Je te vois, je te regarde, je m’approche parfois mais je t’effraie alors je reste éloigné. J’aimerai t’accompagner plus souvent mais, je le sens, je suis pour toi encore comme un être de cauchemar. Pourtant, tu m’appelles régulièrement, je suis aussi pour toi une frayeur qui te sort de ta torpeur. Je suis un éveilleur à la vie, une menace lorsque tout est joué mais jamais un exécuteur. Pour tout être en symbiose aquatique, je suis énigmatique, sortant sans bruit des profondeurs de vos peurs, je vous réveille en sueur avec un regain d’envie de la vie. Je suis profilé, tel une épée, pour fendre les bleus émotionnels, pour y amener un regard capteur plus que voyeur. Je n’apporte pas la vision, je me confonds dans les liquides profonds. Je vous amène à dissocier voir et sentir la vie.
Dans ces rencontres éberluées, ce que vous ne sentez point est que, cette sorte de danger que vous ressentez, est pleinement partagé. Je suis en mode furtif pour, en définitif, apporter du substantif, je suis un être extra-sensitif. Pour ceux d’entre vous qui partagent notre sillage, l’instant est effervescent, une rencontre en curiosité émerveillée et partagée. Nous nous laissons approcher jusqu’à être touchés, nous vous montrons à quel point nous sommes bons, loin de ces faux noms que vous nous accordez, sans être pour le moins fâchés.
Je suis de ceux qui sont loin de lieux que vous expérimentez, je serais plus proche de vos croyances éloignées, de vos pré-histoires. Alors, mon aspect n’en ai pas moins profilé pour être non détecté et ainsi accomplir la vie. Je suis de cette lumière qui ne se voit qu’en dernier recours, un secours, un gardien, tel est mon chemin. Je suis dans les plus grandes profondeurs jamais naviguées par vous, voire même ignorées. Vous avez détourné vos regards de certains noirs pour vous permettre de croire que tout cela n’était qu’un passé effacé et, par là même occasion, vous permettre de vous occulter certaines peurs passées. Nous ne sommes pas des illusions, ni même une menace sous-marine, nous sommes dans des lieux et à des lieux de vos perceptions, pour que votre choix soit respecté. Nous avons séjourné plus en proximité avec régularité, nous sommes en association d’existences, parfois jouant les messagers.

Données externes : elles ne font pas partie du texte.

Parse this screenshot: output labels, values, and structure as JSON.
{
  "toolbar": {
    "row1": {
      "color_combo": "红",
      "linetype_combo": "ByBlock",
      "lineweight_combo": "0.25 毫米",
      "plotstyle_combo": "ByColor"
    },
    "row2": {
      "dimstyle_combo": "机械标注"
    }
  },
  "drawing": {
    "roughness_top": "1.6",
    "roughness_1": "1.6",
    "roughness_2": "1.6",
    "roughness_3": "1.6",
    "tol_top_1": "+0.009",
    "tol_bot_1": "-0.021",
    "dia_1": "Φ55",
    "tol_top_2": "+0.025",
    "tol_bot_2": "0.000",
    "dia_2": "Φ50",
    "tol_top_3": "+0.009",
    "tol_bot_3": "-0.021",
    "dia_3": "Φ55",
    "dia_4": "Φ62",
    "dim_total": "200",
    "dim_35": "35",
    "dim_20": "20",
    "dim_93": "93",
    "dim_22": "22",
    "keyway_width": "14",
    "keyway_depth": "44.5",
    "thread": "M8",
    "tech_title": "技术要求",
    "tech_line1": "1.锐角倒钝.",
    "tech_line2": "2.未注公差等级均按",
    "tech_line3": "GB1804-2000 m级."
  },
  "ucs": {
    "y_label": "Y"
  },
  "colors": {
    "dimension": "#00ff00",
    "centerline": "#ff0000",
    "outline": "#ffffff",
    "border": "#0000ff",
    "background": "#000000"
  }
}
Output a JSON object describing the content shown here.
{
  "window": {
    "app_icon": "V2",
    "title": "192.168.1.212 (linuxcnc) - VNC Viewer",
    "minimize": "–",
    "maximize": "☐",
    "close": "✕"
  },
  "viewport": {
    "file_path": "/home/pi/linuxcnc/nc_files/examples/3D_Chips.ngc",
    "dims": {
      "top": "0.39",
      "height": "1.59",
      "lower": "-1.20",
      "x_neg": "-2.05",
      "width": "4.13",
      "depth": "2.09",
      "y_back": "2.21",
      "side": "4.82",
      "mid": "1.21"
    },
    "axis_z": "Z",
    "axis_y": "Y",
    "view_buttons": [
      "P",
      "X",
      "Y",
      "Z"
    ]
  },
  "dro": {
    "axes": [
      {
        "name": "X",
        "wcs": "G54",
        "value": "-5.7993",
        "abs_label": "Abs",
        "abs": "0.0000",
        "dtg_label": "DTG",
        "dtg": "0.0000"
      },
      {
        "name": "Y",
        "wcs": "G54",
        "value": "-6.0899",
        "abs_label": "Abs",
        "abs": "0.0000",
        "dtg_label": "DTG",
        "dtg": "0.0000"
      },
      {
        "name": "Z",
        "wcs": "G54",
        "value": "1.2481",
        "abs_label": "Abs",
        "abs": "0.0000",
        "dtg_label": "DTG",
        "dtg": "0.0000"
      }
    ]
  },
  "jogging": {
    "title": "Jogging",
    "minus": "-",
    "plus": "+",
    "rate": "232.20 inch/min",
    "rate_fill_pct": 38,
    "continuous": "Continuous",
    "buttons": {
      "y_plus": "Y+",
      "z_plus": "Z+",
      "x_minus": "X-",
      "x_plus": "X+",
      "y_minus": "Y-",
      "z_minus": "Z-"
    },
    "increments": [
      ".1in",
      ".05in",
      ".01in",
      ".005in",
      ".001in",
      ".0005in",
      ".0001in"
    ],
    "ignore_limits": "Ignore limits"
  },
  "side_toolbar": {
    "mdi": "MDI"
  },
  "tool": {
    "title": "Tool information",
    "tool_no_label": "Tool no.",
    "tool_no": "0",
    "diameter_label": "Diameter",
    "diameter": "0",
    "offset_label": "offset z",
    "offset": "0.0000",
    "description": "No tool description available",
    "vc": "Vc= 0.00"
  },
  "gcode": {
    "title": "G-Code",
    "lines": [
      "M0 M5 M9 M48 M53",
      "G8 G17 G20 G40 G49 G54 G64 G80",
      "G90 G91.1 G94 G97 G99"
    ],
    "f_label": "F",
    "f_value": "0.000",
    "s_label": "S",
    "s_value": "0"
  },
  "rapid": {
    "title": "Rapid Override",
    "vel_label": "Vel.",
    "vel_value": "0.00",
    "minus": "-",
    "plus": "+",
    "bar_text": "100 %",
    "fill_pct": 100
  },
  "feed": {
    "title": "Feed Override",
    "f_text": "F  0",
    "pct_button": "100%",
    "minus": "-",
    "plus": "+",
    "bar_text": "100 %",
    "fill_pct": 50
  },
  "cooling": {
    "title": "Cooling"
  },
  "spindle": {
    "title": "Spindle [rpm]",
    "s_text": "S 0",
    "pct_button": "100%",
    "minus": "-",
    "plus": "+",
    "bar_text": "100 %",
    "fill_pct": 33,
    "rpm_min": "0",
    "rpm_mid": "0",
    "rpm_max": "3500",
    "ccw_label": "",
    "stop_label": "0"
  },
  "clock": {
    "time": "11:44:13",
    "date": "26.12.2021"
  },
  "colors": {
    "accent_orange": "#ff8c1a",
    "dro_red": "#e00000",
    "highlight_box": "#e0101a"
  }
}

Tu me vois dans ces profondeurs illuminées comme surréelles et pourtant vraies, mon monde se fond dans cette clarté comme phosphorée, luminescente. Ma probable apparence de staticité cache ma formidable dynamicité tout en élasticité. Je suis tout en impulsions calmes et tranquilles, je me confonds avec le fond, en apparence immobile je sers d’écran radar pour, comme mon être l’est, cacher ce pullulement profondément éloigné de ce que vous regardez, ou acceptez de considérer.
Et je suis là, parfois près de toi, mais pas trop, pour respecter ce côté effarouché auquel tu sembles t’accrocher malgré mon amitié primitive que tu connais, au-delà de mon et ton aspect qui sont un lointain et proche air de nos corporalités. Je chéris ma forme, elle me mène dans les différentes irrégularités de mon décor de vie. Je sens l’aversion que tu ressens pour ta corporalité, tu l’as aimée au point de la modeler, mais le souvenir de cette modularité est quelque peu effacé dans ta vision de la composition dans laquelle tu es en immersion. Je puis t’apporter stabilité dans les flots ballotés de l’existence que tu choisis de mener et, ainsi, te permettre d’être plus en apparence de dormance lorsque ce magma de confusion d’émotions se présente jusqu’à presque briser la surface. Je peux te bercer de mon regard de douceur infinie qui salue ce miroir de vie. À bientôt, dans ce noir qui ne t’a jamais effrayé, du plus loin que tu remontes dans cette mémoire. Nous aimons ces lumières sombres, elles nous permettent de briller plus fort dans le noir.